A total of 73 mutants were found which showed no significant biomass increase upon cultivation with heme. The position of integration of the insertion-knockout vector was determined in 13 of these 74 mutants by analysis of the surrounding genome sequence. The genomic region and the genes of Lactococcus lactis B1157 that were disrupted by the insertion event were identified by comparison with the Lactococcus lactis MG1363 genome sequence (Table 6).

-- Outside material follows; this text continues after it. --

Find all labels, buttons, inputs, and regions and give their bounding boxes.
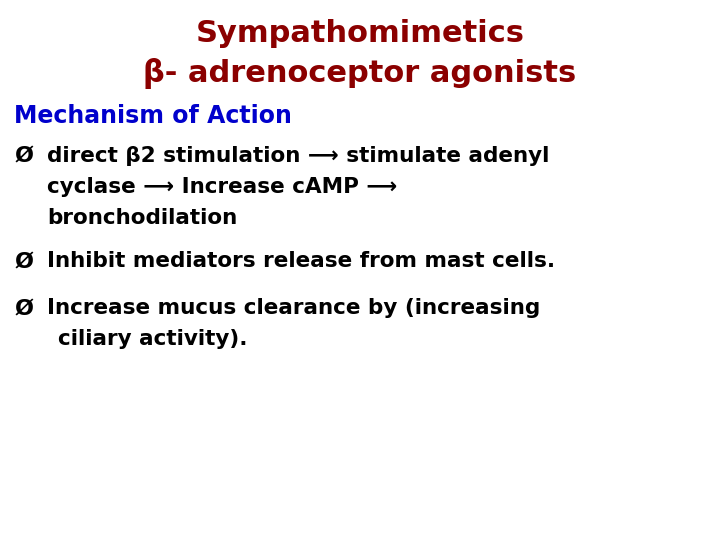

Five of the isolated respiration mutants carried mutations in genes involved in menaquinone biosynthesis. Respiration mutants with disruptions of aroB and aroE are also likely to suffer from an impaired menaquinone biosynthesis, since these genes are involved in synthesis of chorismate, the menaquinone precursor molecule. Three mutants were found that carried disruptions in the cyd-genes that are obviously essential to synthesize the bd-type cytochrome. Furthermore, we have now experimental evidence that a disruption of noxA, annotated as a NADH-dehydrogenase is directly linked to a respiration negative phenotype. 11 out of 13 respiration mutants carry mutations in genes that can be readily explained and thus validate this high throughput method to screen for respiration in lactic acid bacteria.